Not only that, but the Butler Settlement lives on in posterity to demark lifers’ base terms EVERY TIME they go to the Board now. That’s unprecedented, because previously lifers had to be found “suitable” for parole BEFORE the Board ever performed such a “demarcation” of a lifer’s term. Even when they did so in the past, they were meaningless in light of the lack of legal precedent to review just a denial of parole. For example, for the last 36 years under these Prop 7 term-to-life sentences, in the RARE event that the Board found a lifer “suitable” for parole, they would “calculate” and “adjust” (for credits) the base term. Because findings of suitability were so rare, lifers would find that they were often years or decades past that calculated base term. The Board or Governor would then reverse the finding, and the exceeded base term was essentially meaningless in the appeal courts. In this post-Butler era however, lifers automatically have their base term “calculated” at their next scheduled parole consideration hearing, regardless of outcome or whether the hearing proceeds or not.

I have discovered the power of these articles. The public is quickly catching on to this concentrated stream of information you’re plugged into here, and our public servants in the government are, too. They’re feeling the upward pressure of a frustrated constituency, especially during the all-important election cycle. That’s the politicians’ currency. When people see that one in every 100 Americans is behind bars (yes, one percent of the total population, look it up), and that in California specifically, more and more families have or know a “lifer” in their fold, the frustration with outdated “tough on crime” politicians is reaching a crescendo.

The power of Twitter is also taking on a life of its own, as I had no idea of its impact as a variable. It’s a tough-on-crime pol’s worst nightmare. To be exact, I recently got a letter telling me a pair of prominent Assembly members want to discuss some of the solutions I’ve been proposing for the lowering of crime. I haven’t been contacted beyond that, but I’m glad they’re listening. It’s all the result of the person who reads this and tweets their Assembly members and Senators about their frustration. Tell them you won’t be voting for them if they keep it up, and quickly they’ll listen to you if they see it’s a growing chorus. Suddenly you become an “important” part of their constituency.

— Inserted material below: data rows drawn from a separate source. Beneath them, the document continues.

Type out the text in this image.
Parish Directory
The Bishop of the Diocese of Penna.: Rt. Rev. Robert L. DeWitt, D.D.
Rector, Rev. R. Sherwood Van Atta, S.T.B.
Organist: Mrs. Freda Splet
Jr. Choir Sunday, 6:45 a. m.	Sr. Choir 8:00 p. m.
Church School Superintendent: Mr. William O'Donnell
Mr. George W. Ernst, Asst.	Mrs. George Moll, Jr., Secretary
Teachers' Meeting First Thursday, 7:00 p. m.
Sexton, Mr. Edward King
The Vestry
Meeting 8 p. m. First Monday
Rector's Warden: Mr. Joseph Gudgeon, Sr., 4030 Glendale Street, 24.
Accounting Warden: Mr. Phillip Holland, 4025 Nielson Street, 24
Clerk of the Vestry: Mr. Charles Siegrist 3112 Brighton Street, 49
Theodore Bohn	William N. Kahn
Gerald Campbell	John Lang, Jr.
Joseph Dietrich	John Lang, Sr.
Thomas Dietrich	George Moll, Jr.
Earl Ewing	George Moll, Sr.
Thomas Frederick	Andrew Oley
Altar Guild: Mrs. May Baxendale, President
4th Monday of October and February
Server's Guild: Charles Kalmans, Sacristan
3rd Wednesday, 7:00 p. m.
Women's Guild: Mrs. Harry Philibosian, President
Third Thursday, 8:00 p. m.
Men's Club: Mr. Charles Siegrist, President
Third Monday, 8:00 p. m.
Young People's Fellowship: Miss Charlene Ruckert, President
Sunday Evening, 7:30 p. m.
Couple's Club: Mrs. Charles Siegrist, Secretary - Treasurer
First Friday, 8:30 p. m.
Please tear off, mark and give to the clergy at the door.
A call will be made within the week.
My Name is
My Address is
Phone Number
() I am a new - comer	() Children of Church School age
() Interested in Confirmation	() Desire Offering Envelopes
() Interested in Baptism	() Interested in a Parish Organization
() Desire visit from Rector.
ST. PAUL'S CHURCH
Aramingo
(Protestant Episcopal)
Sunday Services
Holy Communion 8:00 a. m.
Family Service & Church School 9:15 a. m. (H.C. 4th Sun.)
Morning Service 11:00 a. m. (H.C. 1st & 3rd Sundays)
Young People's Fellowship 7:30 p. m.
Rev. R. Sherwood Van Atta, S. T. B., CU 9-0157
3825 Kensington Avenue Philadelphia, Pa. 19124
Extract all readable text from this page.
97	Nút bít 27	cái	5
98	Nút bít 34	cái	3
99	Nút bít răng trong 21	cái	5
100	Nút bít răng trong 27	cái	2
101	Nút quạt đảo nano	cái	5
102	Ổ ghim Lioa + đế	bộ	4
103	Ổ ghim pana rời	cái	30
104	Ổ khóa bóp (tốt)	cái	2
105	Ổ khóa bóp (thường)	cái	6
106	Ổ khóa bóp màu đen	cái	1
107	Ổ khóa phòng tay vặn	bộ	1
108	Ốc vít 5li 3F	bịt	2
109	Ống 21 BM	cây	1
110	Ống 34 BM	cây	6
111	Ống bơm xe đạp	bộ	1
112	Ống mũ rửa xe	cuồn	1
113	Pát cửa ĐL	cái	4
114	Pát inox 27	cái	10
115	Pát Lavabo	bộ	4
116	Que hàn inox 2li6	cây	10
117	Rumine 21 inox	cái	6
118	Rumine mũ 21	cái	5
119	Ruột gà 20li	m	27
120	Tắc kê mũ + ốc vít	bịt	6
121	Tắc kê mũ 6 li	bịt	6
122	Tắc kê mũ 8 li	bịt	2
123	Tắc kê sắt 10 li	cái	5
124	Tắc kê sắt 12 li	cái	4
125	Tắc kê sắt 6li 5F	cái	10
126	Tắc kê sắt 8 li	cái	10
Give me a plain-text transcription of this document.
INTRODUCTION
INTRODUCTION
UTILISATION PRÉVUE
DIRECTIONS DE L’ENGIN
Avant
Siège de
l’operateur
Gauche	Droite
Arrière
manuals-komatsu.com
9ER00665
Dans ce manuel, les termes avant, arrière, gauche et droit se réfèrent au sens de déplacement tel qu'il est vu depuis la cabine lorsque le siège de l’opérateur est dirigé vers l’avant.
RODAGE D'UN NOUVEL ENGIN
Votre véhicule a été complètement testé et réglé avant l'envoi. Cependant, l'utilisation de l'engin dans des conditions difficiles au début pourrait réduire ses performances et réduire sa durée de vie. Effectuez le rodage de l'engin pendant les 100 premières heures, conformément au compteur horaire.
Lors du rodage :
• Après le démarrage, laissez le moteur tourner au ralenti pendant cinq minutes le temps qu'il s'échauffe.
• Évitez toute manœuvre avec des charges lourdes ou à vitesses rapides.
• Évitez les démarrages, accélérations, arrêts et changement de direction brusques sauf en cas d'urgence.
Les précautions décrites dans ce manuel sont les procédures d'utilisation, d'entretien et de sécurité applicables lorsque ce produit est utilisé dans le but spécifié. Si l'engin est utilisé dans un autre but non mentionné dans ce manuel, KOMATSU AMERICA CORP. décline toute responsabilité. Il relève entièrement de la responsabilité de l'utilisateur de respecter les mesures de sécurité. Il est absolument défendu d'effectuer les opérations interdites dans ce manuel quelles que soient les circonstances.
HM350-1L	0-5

Believe me folks, I’ve been dealing with that hypocrisy from the beginning. They’re not as interested in lowering crime as they are about the votes it will generate for them. That’s the reason I haven’t left out the reminders for YOU to make sure you vote your conscience. My audience is growing as a result of this overcrowding crisis in the prisons, and so is my expanding class of lifers. The reason why our voice is so “loud” now is because bar none, we have THE ABSOLUTE LOWEST RATE OF REOFFENSE AND RECIDIVISM AMONG ALL PRISONERS, at 0 .058% and 0 .036%. Look that up. I won’t lie to sell a point. The number of lifers getting out has increased recently, but the recidivism rate is still at under one percent. In fact, I’ll give you a direct quote: “lifers recidivate at less than 1%.” That is Board of Parole Hearings Commissioner Arthur Anderson to Senator STEVE KNIGHT at a recent Senate Confirmation Hearing for BPH Commissioners. Senator Knight indicated he was worried with the numbers of lifers being paroled of late. That was a shock to me, because BPH Commissioners frequently suffer amnesia at our parole hearings regarding such facts. In essence, it has been shown by Stanford studies that people who serve 15 years straight rarely reoffend. Lifers automatically fall into that statistic, as we have never served less than 17 years on average, and just the 15 is a very definitive number.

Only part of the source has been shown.